For too long in this town, the city government has seen its job as making life simpler and cheaper for businesses, not more stable and secure for its middle and working classes. The 50-plus proposals that make up the Blueprint are geared to turning this equation around and getting public power back on the people’s side. Getting the legislation passed that will get us there will be tough enough. It might be made easier if we embrace, alongside such practical struggles, a wider project geared toward progressive political education, especially about the necessity for democratic and comprehensive planning, backed by a municipal government that is attentive to the needs of all New Yorkers.
Mike Fishman, of local 32BJ, suggested where we might start. In response to a Crain’s New York Business about how the Bloomberg Administration, with backing of business community, has been “beefing up its capacity in strategic and business development,” Fishman wrote in a letter to the editor that it was time for a new approach.

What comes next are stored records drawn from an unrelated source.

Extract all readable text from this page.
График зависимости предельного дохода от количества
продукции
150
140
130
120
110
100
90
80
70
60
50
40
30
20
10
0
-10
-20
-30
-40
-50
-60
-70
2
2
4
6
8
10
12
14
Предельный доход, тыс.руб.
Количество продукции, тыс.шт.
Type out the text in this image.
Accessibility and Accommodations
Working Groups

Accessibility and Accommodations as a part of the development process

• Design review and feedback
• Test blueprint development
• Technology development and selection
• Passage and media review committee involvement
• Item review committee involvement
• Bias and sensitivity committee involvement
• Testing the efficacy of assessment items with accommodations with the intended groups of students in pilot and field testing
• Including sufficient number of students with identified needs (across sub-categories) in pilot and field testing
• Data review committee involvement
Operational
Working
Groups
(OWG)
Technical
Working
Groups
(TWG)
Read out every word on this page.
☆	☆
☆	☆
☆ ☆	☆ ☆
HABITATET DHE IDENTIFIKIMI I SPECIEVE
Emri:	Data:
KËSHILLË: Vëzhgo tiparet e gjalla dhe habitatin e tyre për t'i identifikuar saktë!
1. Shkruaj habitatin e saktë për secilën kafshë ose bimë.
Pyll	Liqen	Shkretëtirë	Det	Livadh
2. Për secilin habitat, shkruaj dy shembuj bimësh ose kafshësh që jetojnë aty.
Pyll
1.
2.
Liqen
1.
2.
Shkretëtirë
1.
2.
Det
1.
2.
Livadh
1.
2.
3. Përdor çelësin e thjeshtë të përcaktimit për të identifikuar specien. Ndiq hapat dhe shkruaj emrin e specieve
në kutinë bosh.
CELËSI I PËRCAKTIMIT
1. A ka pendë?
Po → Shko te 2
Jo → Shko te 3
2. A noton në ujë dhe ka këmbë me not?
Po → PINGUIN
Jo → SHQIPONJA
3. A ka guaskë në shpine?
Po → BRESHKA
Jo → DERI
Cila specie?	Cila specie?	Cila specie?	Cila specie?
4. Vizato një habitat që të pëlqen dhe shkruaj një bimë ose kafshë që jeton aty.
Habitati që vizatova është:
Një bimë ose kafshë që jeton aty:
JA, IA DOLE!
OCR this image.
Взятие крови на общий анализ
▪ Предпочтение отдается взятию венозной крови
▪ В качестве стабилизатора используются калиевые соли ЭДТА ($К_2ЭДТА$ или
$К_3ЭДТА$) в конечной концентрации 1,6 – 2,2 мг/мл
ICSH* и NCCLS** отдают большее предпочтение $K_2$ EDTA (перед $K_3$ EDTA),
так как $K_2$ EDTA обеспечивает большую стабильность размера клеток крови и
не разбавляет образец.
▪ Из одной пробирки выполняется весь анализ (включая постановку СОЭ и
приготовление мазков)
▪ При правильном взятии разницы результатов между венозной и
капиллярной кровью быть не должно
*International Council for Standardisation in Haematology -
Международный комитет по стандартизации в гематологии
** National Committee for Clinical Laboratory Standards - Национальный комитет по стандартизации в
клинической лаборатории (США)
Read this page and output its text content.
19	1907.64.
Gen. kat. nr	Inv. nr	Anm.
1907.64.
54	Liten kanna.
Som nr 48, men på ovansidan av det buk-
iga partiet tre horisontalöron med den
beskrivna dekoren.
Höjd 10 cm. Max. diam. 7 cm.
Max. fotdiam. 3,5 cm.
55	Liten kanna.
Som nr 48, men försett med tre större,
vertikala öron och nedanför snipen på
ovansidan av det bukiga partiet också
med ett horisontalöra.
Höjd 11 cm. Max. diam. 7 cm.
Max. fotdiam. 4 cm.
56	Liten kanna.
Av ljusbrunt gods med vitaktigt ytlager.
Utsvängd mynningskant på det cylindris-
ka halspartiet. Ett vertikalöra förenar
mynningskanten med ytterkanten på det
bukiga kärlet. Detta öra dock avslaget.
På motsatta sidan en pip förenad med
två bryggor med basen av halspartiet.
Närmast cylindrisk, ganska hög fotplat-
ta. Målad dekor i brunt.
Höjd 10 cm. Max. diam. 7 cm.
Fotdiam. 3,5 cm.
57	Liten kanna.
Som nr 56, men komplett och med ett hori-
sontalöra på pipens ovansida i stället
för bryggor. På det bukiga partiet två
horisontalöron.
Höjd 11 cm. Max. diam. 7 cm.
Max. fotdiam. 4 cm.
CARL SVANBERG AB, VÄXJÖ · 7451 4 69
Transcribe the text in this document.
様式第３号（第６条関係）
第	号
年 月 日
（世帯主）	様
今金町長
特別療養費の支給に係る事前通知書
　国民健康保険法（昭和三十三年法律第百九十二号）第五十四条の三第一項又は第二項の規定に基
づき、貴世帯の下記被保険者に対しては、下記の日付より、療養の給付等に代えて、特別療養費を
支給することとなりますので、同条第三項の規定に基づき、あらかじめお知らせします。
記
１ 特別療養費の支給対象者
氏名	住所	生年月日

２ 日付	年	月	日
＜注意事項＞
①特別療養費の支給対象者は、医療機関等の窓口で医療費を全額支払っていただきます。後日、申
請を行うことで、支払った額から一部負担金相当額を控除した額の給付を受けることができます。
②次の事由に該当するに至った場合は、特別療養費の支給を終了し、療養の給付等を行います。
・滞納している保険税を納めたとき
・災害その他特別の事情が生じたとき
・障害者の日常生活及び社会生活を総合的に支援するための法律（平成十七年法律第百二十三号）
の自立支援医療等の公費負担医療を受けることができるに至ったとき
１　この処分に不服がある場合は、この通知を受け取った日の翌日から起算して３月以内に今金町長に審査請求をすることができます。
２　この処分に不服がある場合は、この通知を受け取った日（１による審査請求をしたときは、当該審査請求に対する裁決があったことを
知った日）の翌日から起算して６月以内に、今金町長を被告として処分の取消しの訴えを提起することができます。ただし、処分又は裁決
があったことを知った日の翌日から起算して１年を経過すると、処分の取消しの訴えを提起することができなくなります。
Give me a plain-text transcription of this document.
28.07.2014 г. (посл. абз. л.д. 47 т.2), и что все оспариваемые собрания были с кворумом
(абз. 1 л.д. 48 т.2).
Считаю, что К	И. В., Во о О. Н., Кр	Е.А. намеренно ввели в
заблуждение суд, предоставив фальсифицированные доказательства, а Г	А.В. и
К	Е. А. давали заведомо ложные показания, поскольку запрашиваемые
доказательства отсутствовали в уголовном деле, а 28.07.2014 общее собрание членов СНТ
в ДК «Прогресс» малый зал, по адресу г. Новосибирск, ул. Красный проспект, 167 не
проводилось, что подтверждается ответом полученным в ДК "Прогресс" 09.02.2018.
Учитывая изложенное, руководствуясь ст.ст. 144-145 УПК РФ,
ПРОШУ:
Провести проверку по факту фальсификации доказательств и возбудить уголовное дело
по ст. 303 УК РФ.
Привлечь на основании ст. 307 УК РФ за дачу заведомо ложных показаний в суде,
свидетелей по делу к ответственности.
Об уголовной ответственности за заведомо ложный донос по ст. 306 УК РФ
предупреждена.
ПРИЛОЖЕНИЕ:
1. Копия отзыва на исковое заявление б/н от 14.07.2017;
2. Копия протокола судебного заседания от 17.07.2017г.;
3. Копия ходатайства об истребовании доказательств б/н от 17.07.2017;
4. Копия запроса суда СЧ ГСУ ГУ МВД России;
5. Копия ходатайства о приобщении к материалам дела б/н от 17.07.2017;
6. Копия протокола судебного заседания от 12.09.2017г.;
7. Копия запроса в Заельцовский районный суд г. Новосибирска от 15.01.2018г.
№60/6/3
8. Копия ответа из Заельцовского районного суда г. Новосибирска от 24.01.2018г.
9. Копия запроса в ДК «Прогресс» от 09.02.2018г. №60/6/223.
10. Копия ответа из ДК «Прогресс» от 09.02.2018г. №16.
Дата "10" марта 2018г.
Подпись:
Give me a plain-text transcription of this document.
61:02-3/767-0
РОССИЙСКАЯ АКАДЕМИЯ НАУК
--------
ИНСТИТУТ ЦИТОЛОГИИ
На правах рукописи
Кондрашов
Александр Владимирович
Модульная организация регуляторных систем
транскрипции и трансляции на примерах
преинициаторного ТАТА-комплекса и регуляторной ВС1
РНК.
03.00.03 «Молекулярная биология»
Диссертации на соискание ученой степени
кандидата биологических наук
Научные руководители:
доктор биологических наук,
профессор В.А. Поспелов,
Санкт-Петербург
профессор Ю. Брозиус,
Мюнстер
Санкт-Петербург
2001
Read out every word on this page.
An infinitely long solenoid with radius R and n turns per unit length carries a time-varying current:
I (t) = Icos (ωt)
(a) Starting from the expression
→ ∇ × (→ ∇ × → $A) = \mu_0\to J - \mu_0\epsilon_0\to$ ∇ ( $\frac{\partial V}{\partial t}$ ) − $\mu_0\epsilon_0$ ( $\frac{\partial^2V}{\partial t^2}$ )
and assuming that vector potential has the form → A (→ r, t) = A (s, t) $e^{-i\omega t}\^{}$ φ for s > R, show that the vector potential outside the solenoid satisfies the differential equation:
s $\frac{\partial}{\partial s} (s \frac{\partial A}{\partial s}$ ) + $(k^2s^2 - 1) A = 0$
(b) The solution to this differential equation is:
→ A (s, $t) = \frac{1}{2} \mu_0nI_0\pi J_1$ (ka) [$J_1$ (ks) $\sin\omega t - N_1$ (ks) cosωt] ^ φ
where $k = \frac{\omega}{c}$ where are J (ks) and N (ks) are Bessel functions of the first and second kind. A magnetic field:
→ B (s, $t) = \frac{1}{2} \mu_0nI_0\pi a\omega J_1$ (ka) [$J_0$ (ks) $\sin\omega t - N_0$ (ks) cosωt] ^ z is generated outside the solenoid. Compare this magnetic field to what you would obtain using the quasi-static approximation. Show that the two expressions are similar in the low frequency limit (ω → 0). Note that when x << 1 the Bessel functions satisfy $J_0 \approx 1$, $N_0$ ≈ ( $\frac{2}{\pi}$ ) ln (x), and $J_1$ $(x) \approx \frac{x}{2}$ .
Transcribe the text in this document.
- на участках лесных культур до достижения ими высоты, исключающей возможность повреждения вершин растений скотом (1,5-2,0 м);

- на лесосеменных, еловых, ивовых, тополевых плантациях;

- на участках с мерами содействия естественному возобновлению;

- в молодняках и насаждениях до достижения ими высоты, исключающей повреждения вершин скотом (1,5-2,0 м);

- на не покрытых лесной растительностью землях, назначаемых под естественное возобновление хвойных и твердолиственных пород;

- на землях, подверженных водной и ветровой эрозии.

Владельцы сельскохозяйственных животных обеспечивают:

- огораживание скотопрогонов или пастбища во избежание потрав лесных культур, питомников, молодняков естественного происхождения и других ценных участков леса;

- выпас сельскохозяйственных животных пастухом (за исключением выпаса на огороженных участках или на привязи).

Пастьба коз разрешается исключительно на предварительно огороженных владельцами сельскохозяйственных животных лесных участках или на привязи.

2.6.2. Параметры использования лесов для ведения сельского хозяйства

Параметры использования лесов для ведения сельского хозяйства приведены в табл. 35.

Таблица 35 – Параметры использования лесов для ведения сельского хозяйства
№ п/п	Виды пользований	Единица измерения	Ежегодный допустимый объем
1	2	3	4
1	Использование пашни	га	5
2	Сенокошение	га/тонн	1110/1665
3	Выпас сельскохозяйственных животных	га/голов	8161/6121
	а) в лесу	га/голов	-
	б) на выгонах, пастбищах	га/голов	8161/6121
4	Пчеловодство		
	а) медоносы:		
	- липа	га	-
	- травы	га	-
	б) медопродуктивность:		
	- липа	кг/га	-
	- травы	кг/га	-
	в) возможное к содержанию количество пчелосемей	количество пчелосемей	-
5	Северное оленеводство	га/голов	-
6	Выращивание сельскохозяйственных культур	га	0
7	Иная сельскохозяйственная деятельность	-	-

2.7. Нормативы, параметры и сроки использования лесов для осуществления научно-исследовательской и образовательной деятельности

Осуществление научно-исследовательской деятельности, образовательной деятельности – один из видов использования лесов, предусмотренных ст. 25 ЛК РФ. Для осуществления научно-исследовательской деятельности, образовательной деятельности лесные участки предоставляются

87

“With one out of every four jobs linked directly or indirectly to the city,” he wrote, “City Hall has the power, and the responsibility, to update our economic development policies so they are in line with today’s economic reality.” Unless we change these, we’ll be dragged “back into the same economic mess we’re trying to climb out of today.” More fundamentally, Fishman told Brian Lehrer, it was time to find ways to use the “political power of the city to make things better.”
And my hunch is that most New Yorkers will prefer their city become more like San Francisco or Portland than Namibia.